Password Auditing - A Word of Advice

Here is a piece of free advice:

Next time you decide to run a password audit against your company out of the goodness of your own heart to try and educate users or the organisation about password practices in the org, do yourself a favour: run as fast as you can face-first into a brick wall instead and remind yourself that this was less painful than convincing users to not do stupid things. Then ask yourself if you still want to proceed.

If the answer is still "yes", then consider taking this approach:

Only look for the truly daftest of passwords. Don't try and put any actual effort into guessing what users passwords are, because [spoiler alert] you will succeed. 

Two-factor is the only way to save the general populace from their own laziness / stupidity / ignorance / stubbornness. If someone wants their password to be "Jessica1987!", then maybe you should let them.

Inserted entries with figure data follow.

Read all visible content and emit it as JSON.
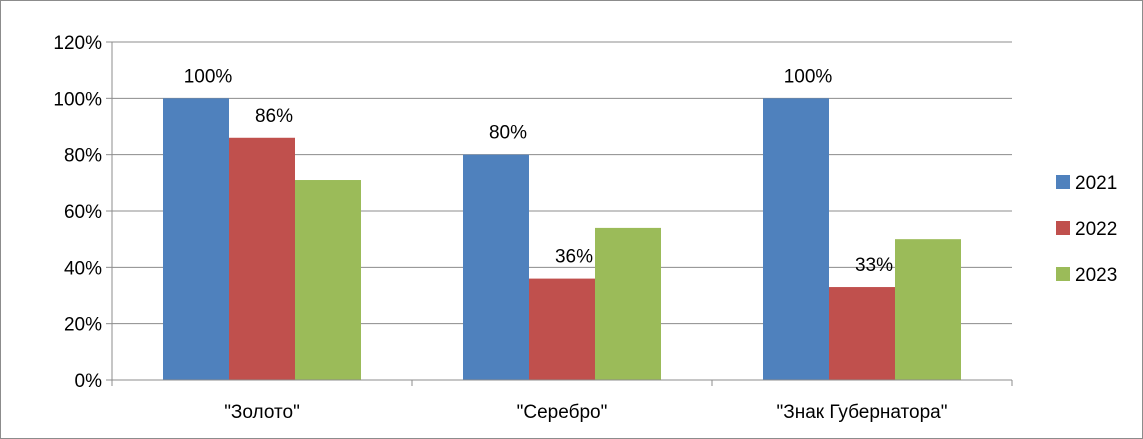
{
  "chart_data": {
    "type": "bar",
    "categories": [
      "\"Золото\"",
      "\"Серебро\"",
      "\"Знак Губернатора\""
    ],
    "series": [
      {
        "name": "2021",
        "values": [
          100,
          80,
          100
        ],
        "color": "#4F81BD",
        "labels": [
          "100%",
          "80%",
          "100%"
        ]
      },
      {
        "name": "2022",
        "values": [
          86,
          36,
          33
        ],
        "color": "#C0504D",
        "labels": [
          "86%",
          "36%",
          "33%"
        ]
      },
      {
        "name": "2023",
        "values": [
          71,
          54,
          50
        ],
        "color": "#9BBB59",
        "labels": [
          "",
          "",
          ""
        ]
      }
    ],
    "ylim": [
      0,
      120
    ],
    "yticks": [
      "0%",
      "20%",
      "40%",
      "60%",
      "80%",
      "100%",
      "120%"
    ],
    "ytick_values": [
      0,
      20,
      40,
      60,
      80,
      100,
      120
    ],
    "grid": true,
    "legend": "right"
  }
}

At least it is not "Pa55word". Combine their shitty password with MFA and you are probably doing the best you can to protect your organisation, unless you work for the bank or government.

Even taking this simplified approach, be prepared for a world of pain while you try and find someone to take ownership of the several hundred or more accounts that no one remembers what they are for.

Happy hunting!

Password Cracking Top Tip!

Maintain your own wordlist of previously guessed passwords. In follow up audits, you can then use JTR rules against user's old passwords. You'll be amazed (or maybe not) at how many users that have been asked to change their passwords will think it's OK to simply put a "1" or yesterday's date at the end of their old password.

Rainbow Tables

I often see people talking about rainbow tables in lectures and seminars and just getting it wrong. If you have a dictionary of words and their precomputed hashes, then this is a hash lookup table, and there are plenty of free services that will allow you to check the hash that you have obtained against their database to see if it has been cracked before.

A rainbow table, on the other hand, consists of precomputed "chains" of hashes, where a reduction function is repeatedly performed on each output hash along the chain to create a new password candidate according to the desired length and complexity. Once a chain is complete, which is typically thousands of hashes long, only the start and end hash are stored in the rainbow table.

There are instructions online for generating your own rainbow tables or for downloading or purchasing precomputed rainbow tables. This effectively allows any password within a given character set and length to be cracked in a very short space of time, as long as it has not been salted, and as long as you have the storage available for your rainbow table.

When you have a hash for which you wish to find the password, you begin by running the same reduction function on it repeatedly until you match the end hash for one of your chains. You then start the repeated reductions again from the start of that same chain until you find the hash that matches the one you wish to crack. At this point you have successfully guessed the password, if all has gone according to plan. Software such as rtgen will do all of this for you and it is much quicker than a standard brute force, and will take far less storage space than a complete hash table for a character set.

AD Password Auditing Workflow

I'll come back in the future and add more detail on some of the below steps and useful powershell and bash scripts that can help to reduce effort, and password dictionary resources. I like to use docker for the linux work as it provides a means to access a known state environment in seconds with all the correct tools installed.

For now, this is a high level overview:

1. Acquire your AD backup NTDS.dit, and SYSTEM file.
2. Remember to tidy up files as you go, leave no trail.
3. Extract the hashes using 2014 version of libesedb and latest esedbextract.py.
4. Filter the accounts and hashes to only show active user accounts that have not expired.

Once you have the list of accounts you want to crack, use John the Ripper:

1. For the worst offenders, just use the worst password lists freely downloadable from the net, in NT format, and no rules.
2. For slightly less bad offenders, use more wordlists such as rockyou from previous breaches.
3. For more offenders, use a dictionary containing company names and usernames, etc. and start adding rules.
4. For users who do at least make some effort to choose their own password, use a dictionary containing months, days, seasons, town names, countries, etc. with rules.

This should be as far as you need to go for a typical password audit. If you want to go further for companies with higher risk profiles or smaller risk appetites, then consider using one or more of the following methods:

1. Crack in LM mode and use the output passwords to create a new dictionary for NT mode
2. Larger dictionaries with harder rules
3. Incremental mode
4. Another tool such as rainbow tables.

A future post will go into the elegance of rainbow tables and try to explain in simple terms how neat this solution is, plus describe the pros and cons. Watch this space.

When your audit is over, run the list of passwords through pipal to report on password usage and trends in the organisation.